Additionally, Ethicon cites Heinrich v. Ethicon, Inc., 2021 WL 2285435, at *4 (D. Nev. June 4, 2021), in which the judge confronted the same arguments in connection with Dr. Elliott.
The Court finds Owens and Heinrich persuasive and adopts their reasoning and findings on this issue. As in Heinrich, the Court permits Dr. Elliott to testify about any tests or studies Ethicon or other third parties conducted and how those tests or studies impact his opinions. However, he cannot comment on Ethicon's failure to conduct certain testing because he is not qualified to opine on what testing a manufacturer should do, and the “factual underpinnings” of a lack of testing would be nothing more than a summary of corporate documents from an expert witness, which the MDL court rejected. See Id. at *4. Therefore, this portion of the Motion is granted, and denied only to the extent that Dr. Elliott may testify about how any testing Ethicon actually conducted impacts his opinions.
* * * *
The Court pauses to make an additional observation. The Court notes that Shostrom has endorsed an army of experts, and she is advised that the Court will strictly enforce limits on such testimony to the extent it is duplicative and/or cumulative. See Fed. R. Evid. 611. As set forth above throughout this Order, it appears to the Court that several of Shostrom's experts intend to provide overlapping expert testimony regarding, inter alia, whether certain procedures and products constitute safer alternative designs to the TVT-Secur and/or the Prolift.

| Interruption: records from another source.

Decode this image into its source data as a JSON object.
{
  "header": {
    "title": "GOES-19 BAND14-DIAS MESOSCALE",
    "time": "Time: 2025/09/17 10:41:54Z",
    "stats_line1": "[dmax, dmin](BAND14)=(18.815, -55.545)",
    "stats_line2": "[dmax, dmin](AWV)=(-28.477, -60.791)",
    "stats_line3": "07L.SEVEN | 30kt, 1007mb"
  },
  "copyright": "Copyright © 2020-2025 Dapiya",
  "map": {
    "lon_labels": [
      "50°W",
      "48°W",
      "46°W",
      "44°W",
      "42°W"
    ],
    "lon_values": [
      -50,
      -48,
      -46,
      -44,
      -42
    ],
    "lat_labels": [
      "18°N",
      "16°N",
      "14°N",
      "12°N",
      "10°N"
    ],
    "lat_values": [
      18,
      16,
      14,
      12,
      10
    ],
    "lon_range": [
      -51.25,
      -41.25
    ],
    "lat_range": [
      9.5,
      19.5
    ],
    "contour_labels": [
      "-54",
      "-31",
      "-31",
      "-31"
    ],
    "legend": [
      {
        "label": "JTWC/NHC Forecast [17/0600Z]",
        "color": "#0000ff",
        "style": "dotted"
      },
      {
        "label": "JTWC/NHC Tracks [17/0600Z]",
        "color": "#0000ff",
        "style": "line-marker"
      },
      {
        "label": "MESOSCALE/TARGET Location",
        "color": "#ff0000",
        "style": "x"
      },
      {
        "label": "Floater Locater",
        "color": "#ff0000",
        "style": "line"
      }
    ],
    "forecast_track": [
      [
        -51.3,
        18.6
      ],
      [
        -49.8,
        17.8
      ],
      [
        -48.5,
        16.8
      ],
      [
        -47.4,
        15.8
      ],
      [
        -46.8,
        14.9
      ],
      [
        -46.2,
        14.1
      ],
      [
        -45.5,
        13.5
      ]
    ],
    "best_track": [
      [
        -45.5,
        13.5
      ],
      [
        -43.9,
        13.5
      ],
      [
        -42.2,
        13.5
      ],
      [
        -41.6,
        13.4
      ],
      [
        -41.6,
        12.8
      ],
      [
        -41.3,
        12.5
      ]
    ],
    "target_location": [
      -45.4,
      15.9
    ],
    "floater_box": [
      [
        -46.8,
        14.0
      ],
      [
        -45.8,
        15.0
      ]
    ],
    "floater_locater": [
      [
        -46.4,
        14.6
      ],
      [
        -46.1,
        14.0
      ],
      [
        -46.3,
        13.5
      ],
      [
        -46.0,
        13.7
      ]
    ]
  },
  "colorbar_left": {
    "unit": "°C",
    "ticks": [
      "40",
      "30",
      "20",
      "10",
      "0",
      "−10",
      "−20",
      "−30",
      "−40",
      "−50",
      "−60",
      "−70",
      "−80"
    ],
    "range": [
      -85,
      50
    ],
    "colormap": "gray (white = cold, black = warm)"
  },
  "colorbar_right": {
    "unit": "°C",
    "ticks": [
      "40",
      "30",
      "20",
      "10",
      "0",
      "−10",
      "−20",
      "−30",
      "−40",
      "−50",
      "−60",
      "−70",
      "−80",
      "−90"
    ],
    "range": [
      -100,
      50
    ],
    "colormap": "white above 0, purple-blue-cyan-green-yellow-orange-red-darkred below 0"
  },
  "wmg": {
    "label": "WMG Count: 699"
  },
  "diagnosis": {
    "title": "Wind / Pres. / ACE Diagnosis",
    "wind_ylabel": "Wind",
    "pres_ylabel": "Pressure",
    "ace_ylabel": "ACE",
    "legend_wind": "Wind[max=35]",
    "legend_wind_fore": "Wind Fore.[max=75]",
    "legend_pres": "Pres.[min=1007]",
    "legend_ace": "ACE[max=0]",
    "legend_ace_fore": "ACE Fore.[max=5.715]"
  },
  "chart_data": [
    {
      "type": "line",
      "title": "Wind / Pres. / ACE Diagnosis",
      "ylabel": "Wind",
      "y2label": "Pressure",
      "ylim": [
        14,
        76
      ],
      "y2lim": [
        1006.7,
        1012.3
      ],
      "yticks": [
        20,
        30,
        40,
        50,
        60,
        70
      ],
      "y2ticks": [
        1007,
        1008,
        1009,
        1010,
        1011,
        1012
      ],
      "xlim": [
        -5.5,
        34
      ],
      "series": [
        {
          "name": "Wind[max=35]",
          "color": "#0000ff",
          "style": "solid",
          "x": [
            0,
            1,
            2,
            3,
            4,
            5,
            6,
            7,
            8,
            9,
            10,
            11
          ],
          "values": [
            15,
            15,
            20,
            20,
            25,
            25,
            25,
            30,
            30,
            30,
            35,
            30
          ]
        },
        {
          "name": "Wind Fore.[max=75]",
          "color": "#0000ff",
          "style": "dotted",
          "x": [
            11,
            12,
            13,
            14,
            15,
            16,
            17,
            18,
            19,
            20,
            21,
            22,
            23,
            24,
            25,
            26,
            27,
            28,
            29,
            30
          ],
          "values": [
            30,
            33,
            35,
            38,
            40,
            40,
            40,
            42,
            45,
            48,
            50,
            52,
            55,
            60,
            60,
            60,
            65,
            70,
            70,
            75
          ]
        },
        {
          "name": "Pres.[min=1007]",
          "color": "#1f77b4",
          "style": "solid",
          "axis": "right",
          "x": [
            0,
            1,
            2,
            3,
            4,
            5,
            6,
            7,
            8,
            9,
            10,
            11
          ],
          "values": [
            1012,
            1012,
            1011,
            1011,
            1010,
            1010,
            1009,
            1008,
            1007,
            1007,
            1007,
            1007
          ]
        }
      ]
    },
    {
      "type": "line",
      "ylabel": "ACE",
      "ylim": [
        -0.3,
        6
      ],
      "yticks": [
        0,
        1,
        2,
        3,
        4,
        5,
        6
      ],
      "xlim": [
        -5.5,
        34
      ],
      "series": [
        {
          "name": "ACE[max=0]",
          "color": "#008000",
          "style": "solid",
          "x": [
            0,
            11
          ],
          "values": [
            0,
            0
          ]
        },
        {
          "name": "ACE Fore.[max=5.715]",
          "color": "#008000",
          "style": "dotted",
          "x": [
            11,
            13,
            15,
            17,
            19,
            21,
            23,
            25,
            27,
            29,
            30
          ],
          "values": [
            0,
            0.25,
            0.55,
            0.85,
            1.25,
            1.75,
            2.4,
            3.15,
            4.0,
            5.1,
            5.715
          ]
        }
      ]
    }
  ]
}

Under Rule 403, the marginal probative value of allowing such duplicative testimony from all of these expert witnesses is substantially outweighed by a danger of needlessly presenting cumulative evidence at trial. Accordingly, exercising its authority under Federal Rule of Evidence 611 to control the introduction of evidence and avoid duplicative testimony, the Court will allow Shostrom to choose only one expert to opine on each of these topics. However, the Court will not preclude more than one of Shostrom's expert witnesses from testifying regarding other non-cumulative matters, if any. To the extent necessary, the Court's cautionary directive regarding duplicative testimony (expert or lay) applies to both parties.
The Court will not list which issues and which experts are at issue here, but Shostrom, as the proponent of her own experts, knows which experts offer opinions on duplicate topics.
III. CONCLUSION
For the reasons stated above, the Court ORDERS that Ethicon's Motion In Limine to Limit Plaintiffs General Experts on Issues Reserved by the MDL Court (ECF No. 126) is GRANTED IN PART and DENIED IN PART as set forth above.